My Writing Process: the round-robin blog tour

Last month my friend and colleague Aaron Householder tagged me in a sort of chain letter for bloggers wherein we answer a few questions and tag two more of our favorite writers to answer the same questions.  I'm several weeks late in my response, but the evil chain letter spirits have not descended yet, so I guess it's all good.

Before you read my answers to these questions, you can check out Aaron's blog Being Still, or this beautiful guest post he wrote for Cara Strickland about hospital waiting rooms.


1. What are you working on?

I'm working on the courage to tell people what I'm working on.  I'm working on saying it out loud without laughing hysterically.

I laugh every time.

I'm working on a book, a memoir about two years I spent in Southeast Asia a decade ago.

The world needs another memoir written by a privileged white woman in her early thirties, right?

 

2. How does your work differ from others in its genre?

Of course every work is unique because of the voice of its author. Allowing my voice to develop as honestly and authentically as possible might be my biggest task.

As it's shaping up, I see my memoir as a cross between two kinds of books.  It's part bildungsroman: a story of evangelical faith coming-of-age. And it's part missionary memoir (although I would never have called myself a missionary). It's both a celebration and a critique of the evangelical zeal I grew up infected with.  It's a way of turning the "missionary biography" conventions on their head, and examining the kinds of religious rhetoric that led me overseas in the first place.

It's also a love story, and I would be lying if I said that the CIA and spies didn't play into it too.

 

3. Why do you write what you do?

When I write for Christ and Pop Culture, I write about the things that inspire me, frustrate me, confuse me, and entertain me.  I write as a way of understanding my reaction and helping readers think through their cultural engagement more carefully.
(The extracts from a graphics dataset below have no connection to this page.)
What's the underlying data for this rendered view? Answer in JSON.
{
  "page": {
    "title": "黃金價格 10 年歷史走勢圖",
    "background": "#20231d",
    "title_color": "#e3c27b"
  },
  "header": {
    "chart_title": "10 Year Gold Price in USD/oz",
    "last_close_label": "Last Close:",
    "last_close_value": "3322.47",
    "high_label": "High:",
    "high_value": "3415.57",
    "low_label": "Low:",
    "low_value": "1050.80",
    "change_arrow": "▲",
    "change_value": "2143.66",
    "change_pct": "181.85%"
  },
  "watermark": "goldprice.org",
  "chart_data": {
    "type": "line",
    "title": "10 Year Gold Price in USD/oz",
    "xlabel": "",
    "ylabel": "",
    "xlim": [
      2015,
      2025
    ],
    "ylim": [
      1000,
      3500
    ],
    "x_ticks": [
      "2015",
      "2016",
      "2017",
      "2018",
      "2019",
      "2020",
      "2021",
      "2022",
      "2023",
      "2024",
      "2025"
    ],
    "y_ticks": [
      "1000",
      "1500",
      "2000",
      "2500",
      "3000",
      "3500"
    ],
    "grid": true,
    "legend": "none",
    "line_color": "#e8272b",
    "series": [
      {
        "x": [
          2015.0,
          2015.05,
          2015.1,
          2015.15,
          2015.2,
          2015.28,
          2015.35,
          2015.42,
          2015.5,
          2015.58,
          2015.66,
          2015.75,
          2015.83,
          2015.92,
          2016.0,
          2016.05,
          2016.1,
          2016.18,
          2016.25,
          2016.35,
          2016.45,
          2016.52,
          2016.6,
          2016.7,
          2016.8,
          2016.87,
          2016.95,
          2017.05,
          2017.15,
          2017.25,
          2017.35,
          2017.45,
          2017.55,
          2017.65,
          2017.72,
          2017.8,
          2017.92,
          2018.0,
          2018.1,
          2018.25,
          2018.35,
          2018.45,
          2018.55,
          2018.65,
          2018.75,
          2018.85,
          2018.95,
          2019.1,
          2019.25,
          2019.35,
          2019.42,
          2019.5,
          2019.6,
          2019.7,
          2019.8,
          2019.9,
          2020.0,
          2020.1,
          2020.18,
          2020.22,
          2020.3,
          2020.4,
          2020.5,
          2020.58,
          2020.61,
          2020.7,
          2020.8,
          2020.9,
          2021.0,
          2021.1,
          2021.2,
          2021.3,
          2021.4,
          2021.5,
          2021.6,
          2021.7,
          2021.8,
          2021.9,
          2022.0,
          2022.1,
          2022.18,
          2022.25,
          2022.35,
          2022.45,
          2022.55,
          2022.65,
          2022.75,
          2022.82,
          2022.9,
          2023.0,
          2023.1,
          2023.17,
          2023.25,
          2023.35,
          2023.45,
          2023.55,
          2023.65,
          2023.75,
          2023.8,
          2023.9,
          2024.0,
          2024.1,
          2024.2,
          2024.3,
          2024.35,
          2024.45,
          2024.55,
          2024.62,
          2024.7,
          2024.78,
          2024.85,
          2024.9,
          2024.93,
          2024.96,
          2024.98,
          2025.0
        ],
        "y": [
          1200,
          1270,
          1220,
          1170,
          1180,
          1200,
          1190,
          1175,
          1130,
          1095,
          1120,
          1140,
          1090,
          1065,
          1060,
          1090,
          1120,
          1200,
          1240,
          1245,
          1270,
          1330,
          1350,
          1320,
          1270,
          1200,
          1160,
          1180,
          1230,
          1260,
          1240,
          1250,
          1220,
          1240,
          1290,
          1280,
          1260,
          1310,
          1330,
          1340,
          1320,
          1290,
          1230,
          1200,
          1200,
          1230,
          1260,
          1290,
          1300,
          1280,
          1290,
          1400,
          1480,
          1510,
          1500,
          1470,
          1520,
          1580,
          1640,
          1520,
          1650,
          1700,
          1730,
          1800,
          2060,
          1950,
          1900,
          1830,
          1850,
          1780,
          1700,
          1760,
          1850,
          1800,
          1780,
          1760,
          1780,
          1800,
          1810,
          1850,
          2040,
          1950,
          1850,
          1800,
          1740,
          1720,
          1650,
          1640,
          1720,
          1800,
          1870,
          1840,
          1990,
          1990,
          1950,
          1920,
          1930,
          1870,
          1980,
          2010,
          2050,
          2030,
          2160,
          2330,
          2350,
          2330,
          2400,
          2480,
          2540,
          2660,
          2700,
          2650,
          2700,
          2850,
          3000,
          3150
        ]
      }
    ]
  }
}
When I write essays, like one I just finished about my chickens, or the one I wrote about traveling to Paris at sixteen, I usually write because an idea has been marinating inside me for a while, and I feel compelled to get it on paper.

With this book, there are a few reasons to write.  First, this year was the ten year anniversary of my moving overseas.  I found myself remembering some things, and unable to remember others.  I began to wonder what exactly I had learned from my experiences back then, and if the lessons had stuck.  I began to wonder if I had ever emerged from the dark night of the soul.  Had my faith matured, or shriveled up? So I began to write, in the beginning, as a way of making sure my experience wasn't wasted by reminding myself of what God had taught me.

I'm also writing this story as a way of showing what happens when a child reads books that tell her that the most exceptional, adventurous life she can have is the life overseas. I want to interrogate the idea that there is a distinction between a "normal" Christian life and an exceptional, radical Christian life.

4. How does your writing process work?

For smaller things, I have an idea that I turn over in my head for a while - a day, a week, a month, returning to it while I wash the dishes and cut the grass and try to fall asleep at night - until it's ready. Then I sit and write.

For longer pieces- well, that's something I'm still figuring out. Right now it looks like three documents.  One has notes, outlines, random thoughts that might fit somewhere someday.  One has quotes (and citations!) that I think I might use.  A third has my manuscript, just a story I'm writing from beginning to end.  Then on my desk there are four old journals I'm referring to, letters and photos to jog my memory, and stacks of books I want to read for research and for sharpening my craft. I tried to create a big outline on butcher paper, but my kids came in and colored all over it, so... now my outline is just a bunch of hearts and scribbles.  Which, actually, seems fairly appropriate.

One thing that's invaluable to my writing process is my writing group, five women spread out across the globe who bounce ideas back and forth with me over voxer and read and edit my work on a regular basis.  Maybe most of all, they believe in me.  Writers, find yourself a group like that.

 

I'm tagging two of my favorite writers who have been too busy to blog much lately.  This will give them a reason to get back online, at least for half a second.

Christiana Peterson writes fiction, poetry, songs, and essays, and lives in intentional community on a farm in Illinois.  On her blog The Beauty of This Hour, she talks about finding joy in art, farm life, community, and family.

This year Jessica Goudeau finished her PhD at a big university in Texas AND adopted a third daughter from China.  When she should probably be sleeping, she writes about refugees, adoption, and active verbs like hilltribering.